Nevertheless, during the earnings call, some of the questions directed at Oracle executives suggested that the financial markets are concerned about the costs involved in supporting this growth. “We incur no cash expenses until that’s fully delivered and provisioned and fit for purpose,” said Oracle CEO Clay McGuirk in response to a question about how the company’s cash flow relates to datacentre builds.

He discussed three ways Oracle finances its datacentre growth. The first is a traditional hosting model, where Oracle customers bring their own hardware into Oracle datacentres. In other cases, McGuirk said customers may rent capacity once it is provisioned. Then there is the model where Oracle pays upfront for the hardware.

“That’s obviously the most cash intensive upfront,” he said. “Then there’s a depreciation schedule over the next several years.”

When asked about margins for artificial intelligence (AI) workloads for Oracle Cloud Infrastructure (OCI), which are expected to increase by between 30-40% over the life of a customer contract, McGuirk said Oracle’s focus has been to accelerate capacity delivery to improve margins and achieve its target profitability for AI workloads.

“As we go through this build-out phase, right now we’re in a phase of very rapid build-out without the majority of the capacity online,” he said. “As we actually get the majority of this capacity online – and that’s really our focus – the best way to improve margins quickly is to actually go out and deliver capacity faster. That ends up very rapidly ensuring that we get to that 30-40% gross margin profile for all of the AI datacentres.”

Other questions focused on Oracle’s ability to upsell to customers building AI on OCI. Responding to this line of questioning, Oracle executive chairman and chief technology officer Larry Ellison spoke about Oracle’s AI Data Platform.

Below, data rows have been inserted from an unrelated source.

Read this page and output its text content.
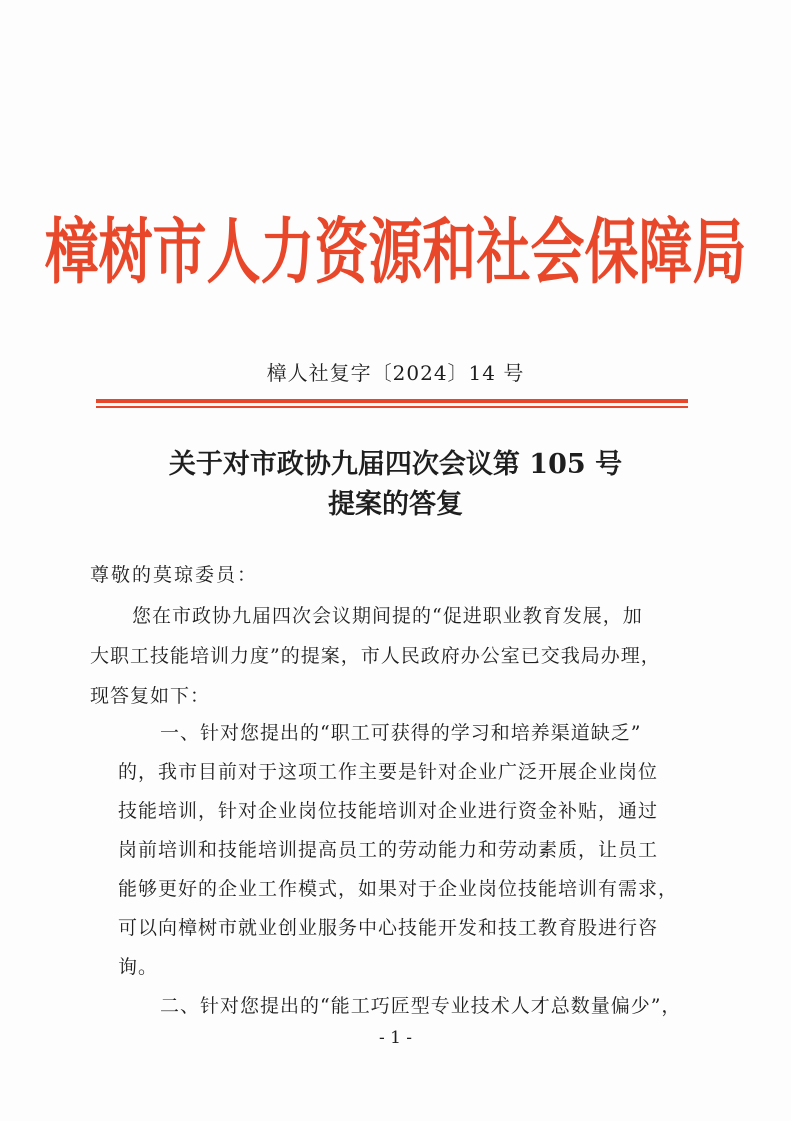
樟树市人力资源和社会保障局
樟人社复字〔2024〕14 号
关于对市政协九届四次会议第 105 号
提案的答复
尊敬的莫琼委员：
您在市政协九届四次会议期间提的“促进职业教育发展，加
大职工技能培训力度”的提案，市人民政府办公室已交我局办理，
现答复如下：
一、针对您提出的“职工可获得的学习和培养渠道缺乏”
的，我市目前对于这项工作主要是针对企业广泛开展企业岗位
技能培训，针对企业岗位技能培训对企业进行资金补贴，通过
岗前培训和技能培训提高员工的劳动能力和劳动素质，让员工
能够更好的企业工作模式，如果对于企业岗位技能培训有需求，
可以向樟树市就业创业服务中心技能开发和技工教育股进行咨
询。
二、针对您提出的“能工巧匠型专业技术人才总数量偏少”，
- 1 -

“We built an AI lake house we call the AI Data Platform that actually points to and vectorises all of your data, whether it’s in an object store in different clouds, a bespoke application or another database,” he said. “It really will take the universe of your data, catalogue that data, vectorise it, and allow an AI or LLM [large language model] to do multi-step reasoning on all of that data.”

According to Ellison, this means Oracle is able to take all of a business’s enterprise data and unify it in a way that a user is able to ask a single question, and the AI models can find the answer to that question regardless of how the data has been stored in. “That’s really a unique proposition, and we think that thing is going to turbocharge the use of our database and the use of our cloud dramatically,” he added.

Among the interesting questions posed by financial analysts during the earnings call was one asking about Oracle’s ability to repurpose datacentre infrastructure if a customer is unable to remain in contract. McGuirk responded, discussing the benefits of bare metal virtualisation.

“What we deliver for our AI infrastructure is exactly the same cloud that we deliver for all of our customers,” he said. “We made specific choices at the beginning of OCI around bare metal virtualisation and the way in which we do things like secure wipe of hardware.”

As an example, McGuirk said that anyone with a credit card can sign up for any one of the OCI regions. “You can spin up a bare metal computer as quickly as a few minutes,” he said. “At the end of that, you can turn it off, and I will recycle that and hand it to another customer in less than one hour.”